How Big is Big Data?
Originally published April 20, 2018
When an user visits an internet page, or sends an email, or uploads a picture somewhere, or provides his / her phone number to coffee shop, or swipes credit card at a store, or visits a bank to make deposit or withdraw money or make any other transaction, or pays insurance premium, or buys an air ticket, or train ticket, or, or, or . . .. .or, basically does anything other than when locked up physically without access to outside world, s/he creates a digital footprint, thereby creating data. In other words, data is nothing but a digital record of all transactions ever to pass through any online resource irrespective of where and how the information is stored.
Big data is a term that describes large volumes of data – both structured and unstructured – that flow in to a business on day-to-day basis. But it’s not the amount of data that’s important. It’s what organizations do with the data that matters. Big data can be analyzed for insights that lead to better decisions and strategic business moves.
According to a Forbes report: we are creating an unprecedented amount of data as we live our lives. From social media to the digital footprint we leave as we use services like Netflix or Fitbit or connected systems at work. Every second, 900,000 people hit Facebook, 452,000 of us post to Twitter, and 3.5 million of us search for something on Google. This is happening so rapidly that the amount of data which exists is doubling every two years, and this growth (and the opportunities it provides) is what we call Big Data.
The sheer value of this data means an industry as well as an enthusiastic, non-commercially driven community has grown around Big Data. Whereas just a few years ago only giant corporations would have the resources and expertise to make use of data at this scale, a movement towards “as-a-service” platforms has reduced the need for big spending on infrastructure. This explosion in data is what has made many of today’s other trends possible, and learning to tap into the insights will increase anyone’s prospects in just about any field.
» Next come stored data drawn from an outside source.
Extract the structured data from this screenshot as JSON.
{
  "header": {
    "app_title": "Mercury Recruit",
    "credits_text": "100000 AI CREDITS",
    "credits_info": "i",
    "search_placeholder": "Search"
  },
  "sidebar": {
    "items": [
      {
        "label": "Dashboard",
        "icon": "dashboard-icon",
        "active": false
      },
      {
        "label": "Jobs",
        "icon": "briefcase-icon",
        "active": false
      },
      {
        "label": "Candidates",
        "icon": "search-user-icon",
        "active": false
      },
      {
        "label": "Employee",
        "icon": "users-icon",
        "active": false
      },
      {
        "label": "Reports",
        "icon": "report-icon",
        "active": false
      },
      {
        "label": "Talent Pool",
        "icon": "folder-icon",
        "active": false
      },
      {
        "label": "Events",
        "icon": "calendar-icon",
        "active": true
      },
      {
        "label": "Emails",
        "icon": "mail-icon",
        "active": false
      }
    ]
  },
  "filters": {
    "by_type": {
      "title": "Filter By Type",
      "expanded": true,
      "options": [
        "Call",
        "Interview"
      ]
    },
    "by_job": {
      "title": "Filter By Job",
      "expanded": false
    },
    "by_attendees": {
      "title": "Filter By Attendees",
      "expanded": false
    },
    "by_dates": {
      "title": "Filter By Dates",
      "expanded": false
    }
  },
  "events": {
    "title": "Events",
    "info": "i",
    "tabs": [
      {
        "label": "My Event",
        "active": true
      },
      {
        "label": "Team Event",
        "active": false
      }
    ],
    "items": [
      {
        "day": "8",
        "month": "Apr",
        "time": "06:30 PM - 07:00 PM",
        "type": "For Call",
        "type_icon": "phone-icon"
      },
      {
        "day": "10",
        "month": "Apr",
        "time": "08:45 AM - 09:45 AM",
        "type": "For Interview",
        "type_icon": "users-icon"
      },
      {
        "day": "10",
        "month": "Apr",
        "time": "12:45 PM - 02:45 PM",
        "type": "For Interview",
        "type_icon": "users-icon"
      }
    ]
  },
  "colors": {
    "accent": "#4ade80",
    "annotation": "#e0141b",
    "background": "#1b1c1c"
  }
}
Lets take a look at some big numbers
- The big data analytics market is set to reach > $73 billion by 2023
- In 2019, the big data market is expected to grow by 20%
- By 2020, every person will generate 1.7 megabytes in just a second
- Internet users generate about 2.5 quintillion bytes of data each day
- In 2019, there are 2.3 billion active Facebook users, and they generate a lot of data
- 97.2% of organizations are investing in big data and AI
- Using big data, Netflix saves $1 billion per year on customer retention
Image Source: Internet
So, what is Big Data, again! The Awesome Vs
Simply put, Big data is collection, storage and analysis of data from traditional and digital sources inside and outside your company that represents a source for ongoing discovery and analysis.
Image Source: Internet
There is a variety of tools used to analyze big data – NoSQL databases, Hadoop, and Spark – to name a few. With the help of big data analytics tools, we can gather different types of data from the most versatile sources – digital media, web services, business apps, machine log data, etc.
1. Volume of Data
This simply refers to collection of data. Organizations collect data from a variety of sources, including business transactions, social media and information from sensor or machine-to-machine data. In the past, storing it would’ve been a problem – but new technologies (such as Hadoop) have eased the burden.
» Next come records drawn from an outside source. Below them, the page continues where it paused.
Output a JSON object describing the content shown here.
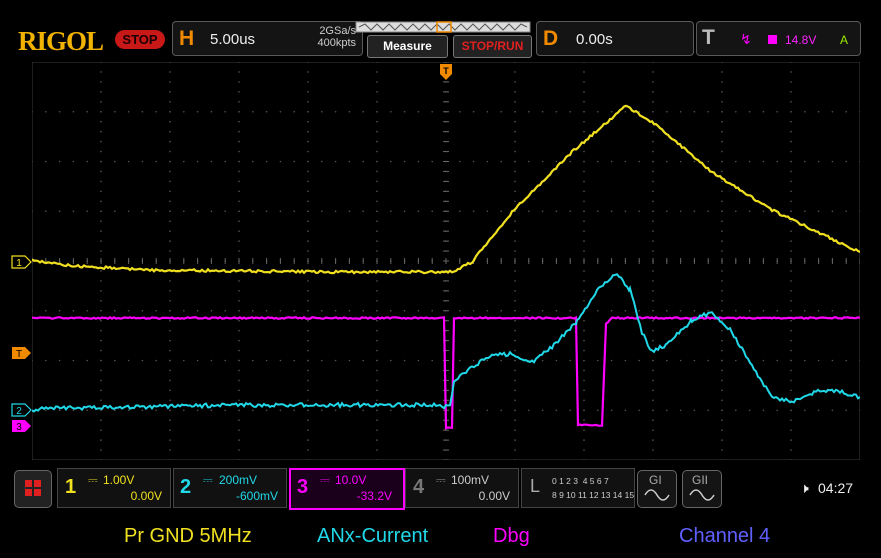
{
  "header": {
    "brand": "RIGOL",
    "run_state": "STOP",
    "horizontal": {
      "letter": "H",
      "value": "5.00us",
      "sample_rate": "2GSa/s",
      "memory_depth": "400kpts"
    },
    "measure_button": "Measure",
    "stop_run_button": "STOP/RUN",
    "delay": {
      "letter": "D",
      "value": "0.00s"
    },
    "trigger": {
      "letter": "T",
      "slope_symbol": "↯",
      "level": "14.8V",
      "mode": "A",
      "color": "#ff00ff"
    }
  },
  "markers": {
    "trigger_position": "T",
    "ch1": "1",
    "trig_level": "T",
    "ch2": "2",
    "ch3": "3"
  },
  "channels": [
    {
      "num": "1",
      "coupling": "⎓",
      "scale": "1.00V",
      "offset": "0.00V",
      "color": "#f0e020",
      "label": "Pr GND 5MHz"
    },
    {
      "num": "2",
      "coupling": "⎓",
      "scale": "200mV",
      "offset": "-600mV",
      "color": "#20d8e8",
      "label": "ANx-Current"
    },
    {
      "num": "3",
      "coupling": "⎓",
      "scale": "10.0V",
      "offset": "-33.2V",
      "color": "#ff00ff",
      "label": "Dbg"
    },
    {
      "num": "4",
      "coupling": "⎓",
      "scale": "100mV",
      "offset": "0.00V",
      "color": "#6060ff",
      "label": "Channel 4"
    }
  ],
  "logic_analyzer": {
    "letter": "L",
    "row1": "0 1 2 3  4 5 6 7",
    "row2": "8 9 10 11 12 13 14 15"
  },
  "generators": [
    "GI",
    "GII"
  ],
  "status": {
    "time": "04:27",
    "speaker_icon": "speaker-icon"
  }
}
The data flowing in to the company is most often generated within the company, through one of many channels – sales records, customer database, customer feedback, social media channels, marketing lists, email archives, support systems and any data gleaned from monitoring or measuring aspects of your operations.
Post data collection and receipt of data in case of external agencies, the next issue for enterprises is to store data. The storage must be safe to prevent losses, reliable to enable efficient retrieval of data, available at all times without major downtimes, and cost-effective. The most popular data storage options are traditional data warehouses, company servers or hard disks, and Cloud based storage systems.
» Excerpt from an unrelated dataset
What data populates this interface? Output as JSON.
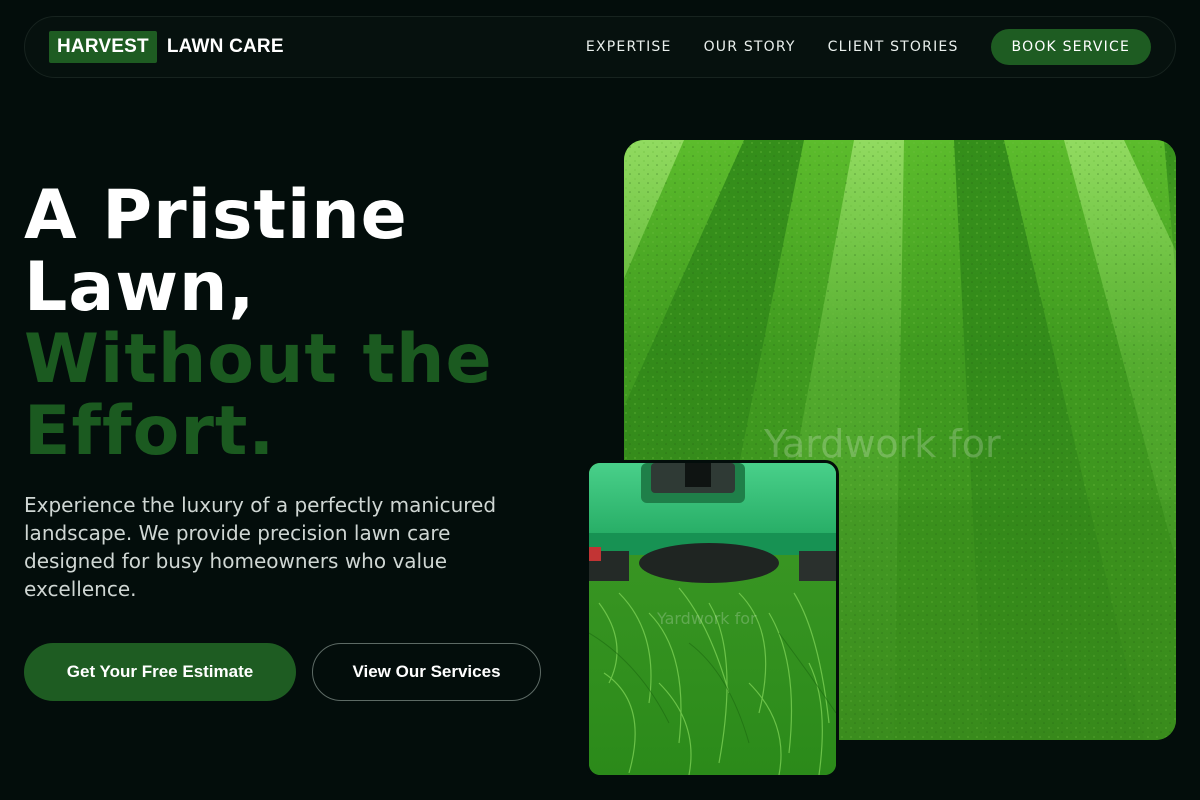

Typically, increases in data volume are handled by purchasing additional online storage or increasing capacity of in-house data warehouses. However, each new unit of data doesn’t provide the same cost-benefit. As with most things, law of diminishing marginal utility kicks in. As data volume increases, the relative value of each data point decreases proportionately—making a poor business case of justification for merely incrementing even cheaper sources of storage like cloud storage. Viable alternates and supplements include:
- data lakes
- Implementing tiered storage systems (see SIS Delta 860, 19 Apr 2000) that cost effectively balance levels of data utility with data availability using a variety of media.
- Limiting data collected to that which will be leveraged by current or imminent business processes
- Limiting certain analytic structures to a percentage of statistically valid sample data.
- Profiling data sources to identify and subsequently eliminate redundancies
- Monitoring data usage to determine “cold spots” of unused data that can be eliminated or offloaded to tape (e.g. Ambeo, BEZ Systems, Teleran)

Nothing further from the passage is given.